Since most cashiers we know wipe their runny noses on their hands and then proceed to checkout our items, we choose to take our actual food items to a self-checkout.
Well, to make a short story long as I am apt to do, we finished with the non-food items and took them to the car. I had Suzanne’s keys in my pocket and unlocked the car with them.
We finished putting the stuff in the car and I locked the car with Suzanne’s keys.
We went back in the store and bought our food. After we checked out, we headed to the car. I looked in my pocket and had my keys but not hers.
We went back to the register we had checked out at and looked for the keys. They weren’t there. We took the groceries to the car and locked it with my keys and then went back inside to look for the keys.
Back inside the store, we looked everywhere. We asked several employees and they stopped what they were doing to help us. The assistant manager asked everyone that could to help us find them. We went through the store at least four times and then decided to go home and unpack the groceries on the outside chance that I had put them in a bag. Since Suzanne had packed all but one bag of the groceries, this was highly unlikely.
We went through all the bags and did not find them. Suzanne frisked me. Nothing. I took off my clothes and looked very carefully through the pockets for the keys. Nothing.
We went back to Walmart to look again. The morning shift was coming on, so we asked every employee we saw to keep an eye out for them. We gave them our business card and asked them to call us if they found them.
Finally, we gave up. For some reason Suzanne had the idea to look in her purse and there they were. We know I had them. We know that she drove to the store with them. This was not possible.
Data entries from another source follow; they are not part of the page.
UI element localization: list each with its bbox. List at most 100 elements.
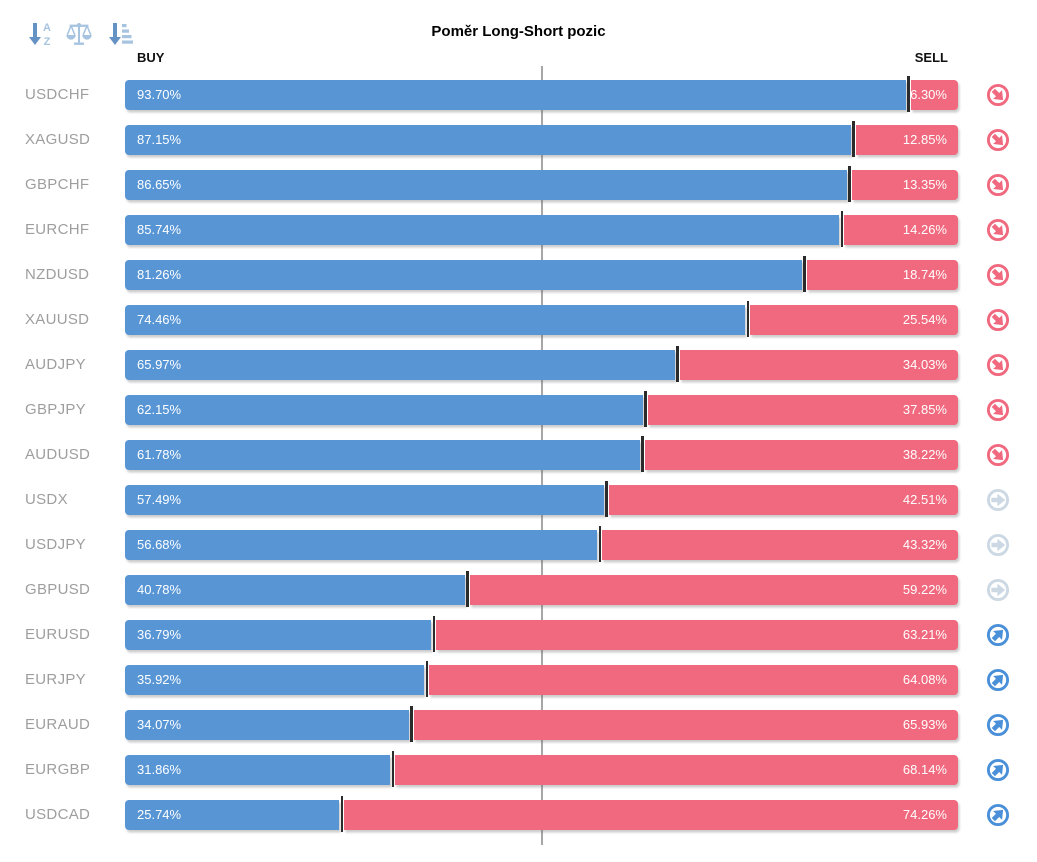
arrow-down-right-circle-icon [986,263,1009,286]
sell-value: 38.22% [902,446,947,462]
bar-divider [840,210,844,247]
arrow-down-right-circle-icon [986,83,1009,106]
bar-track: 36.79% 63.21% [125,615,958,652]
instrument-row: GBPUSD 40.78% 59.22% [0,567,1037,612]
signal-button[interactable] [958,713,1037,737]
sell-bar: 68.14% [395,754,958,785]
bar-track: 93.70% 6.30% [125,75,958,112]
sell-bar: 25.54% [750,304,958,335]
signal-button[interactable] [958,263,1037,287]
signal-button[interactable] [958,488,1037,512]
sell-bar: 6.30% [910,79,958,110]
sell-bar: 42.51% [608,484,958,515]
buy-value: 87.15% [137,131,182,147]
instrument-row: EURAUD 34.07% 65.93% [0,702,1037,747]
bar-track: 31.86% 68.14% [125,750,958,787]
sell-bar: 12.85% [855,124,958,155]
buy-value: 85.74% [137,221,182,237]
instrument-row: NZDUSD 81.26% 18.74% [0,252,1037,297]
signal-button[interactable] [958,398,1037,422]
signal-button[interactable] [958,758,1037,782]
bar-track: 61.78% 38.22% [125,435,958,472]
signal-button[interactable] [958,308,1037,332]
sell-bar: 59.22% [469,574,958,605]
buy-bar: 74.46% [125,304,746,335]
instrument-row: AUDJPY 65.97% 34.03% [0,342,1037,387]
arrow-up-right-circle-icon [986,713,1009,736]
signal-button[interactable] [958,578,1037,602]
sell-value: 42.51% [902,491,947,507]
arrow-up-right-circle-icon [986,758,1009,781]
arrow-down-right-circle-icon [986,353,1009,376]
bar-divider [676,345,679,382]
instrument-row: GBPJPY 62.15% 37.85% [0,387,1037,432]
bar-track: 57.49% 42.51% [125,480,958,517]
buy-value: 81.26% [137,266,182,282]
buy-value: 36.79% [137,626,182,642]
instrument-row: AUDUSD 61.78% 38.22% [0,432,1037,477]
chart-area: USDCHF 93.70% 6.30% XAGUSD 87.15% 12.85%… [0,66,1037,845]
signal-button[interactable] [958,443,1037,467]
buy-value: 25.74% [137,806,182,822]
bar-divider [391,750,395,787]
signal-button[interactable] [958,668,1037,692]
signal-button[interactable] [958,803,1037,827]
buy-bar: 87.15% [125,124,851,155]
sell-value: 59.22% [902,581,947,597]
instrument-label: GBPUSD [25,581,91,598]
bar-track: 85.74% 14.26% [125,210,958,247]
sort-alpha-down-icon: A Z [29,22,51,48]
instrument-row: XAGUSD 87.15% 12.85% [0,117,1037,162]
instrument-row: XAUUSD 74.46% 25.54% [0,297,1037,342]
signal-button[interactable] [958,533,1037,557]
sell-bar: 64.08% [429,664,958,695]
bar-track: 65.97% 34.03% [125,345,958,382]
bar-divider [848,165,851,202]
bar-track: 56.68% 43.32% [125,525,958,562]
instrument-row: EURCHF 85.74% 14.26% [0,207,1037,252]
bar-divider [466,570,469,607]
signal-button[interactable] [958,128,1037,152]
signal-button[interactable] [958,353,1037,377]
instrument-label: USDX [25,491,68,508]
arrow-down-right-circle-icon [986,398,1009,421]
buy-value: 86.65% [137,176,182,192]
bar-divider [746,300,750,337]
signal-button[interactable] [958,218,1037,242]
buy-bar: 34.07% [125,709,409,740]
sell-value: 25.54% [902,311,947,327]
sort-amount-down-button[interactable] [104,20,134,48]
bar-divider [907,75,910,112]
buy-bar: 36.79% [125,619,432,650]
balance-scale-button[interactable] [64,20,94,48]
signal-button[interactable] [958,623,1037,647]
svg-text:Z: Z [44,36,51,48]
bar-divider [644,390,647,427]
arrow-right-circle-icon [986,578,1009,601]
buy-bar: 57.49% [125,484,604,515]
sell-bar: 74.26% [344,799,958,830]
sell-value: 37.85% [902,401,947,417]
buy-bar: 86.65% [125,169,847,200]
signal-button[interactable] [958,173,1037,197]
bar-track: 81.26% 18.74% [125,255,958,292]
instrument-label: XAUUSD [25,311,90,328]
arrow-down-right-circle-icon [986,128,1009,151]
sell-value: 14.26% [902,221,947,237]
sell-value: 74.26% [902,806,947,822]
instrument-label: GBPJPY [25,401,86,418]
bar-divider [803,255,806,292]
instrument-label: EURAUD [25,716,91,733]
buy-bar: 85.74% [125,214,840,245]
bar-track: 87.15% 12.85% [125,120,958,157]
instrument-label: NZDUSD [25,266,90,283]
svg-text:A: A [43,22,51,34]
buy-value: 74.46% [137,311,182,327]
sort-alpha-down-button[interactable]: A Z [24,20,54,48]
buy-value: 31.86% [137,761,182,777]
buy-value: 40.78% [137,581,182,597]
sell-bar: 63.21% [436,619,958,650]
instrument-row: GBPCHF 86.65% 13.35% [0,162,1037,207]
signal-button[interactable] [958,83,1037,107]
bar-divider [340,795,344,832]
But as the saying goes, once you eliminate the impossible everything that remains, no matter how improbable it is, is possible.
5. What is a quality you wish you could have more of?
Judging from the story above, brevity.
6. What's the next major purchase you need to make? Will it happen in the month of May?
We have no money to purchase anything at the time. We need so many major things though. I would like to say a house of our own in the middle of nowhere.
7. What responsibility/job/work did you dislike while growing up but has proved helpful to you as an adult?
I really cannot think of an answer to this question. Our family owned a small business. This meant that everyone had a job to do except my younger brother. No matter how old he was, he was always “too young’ to do anything.
As children, my sister and I were expected to take care of the yard work from about the time I was eight and she was ten. It was work, but it was fun.
Today my child-bride and I still enjoy working in the yard when we can.
8. Insert your own random thought here.
Mothers’ Day brings many memories. The year my child-bride Suzanne celebrated her first Mothers’ Day with a baby outside of her was the year my father died just two days after Mothers’ Day.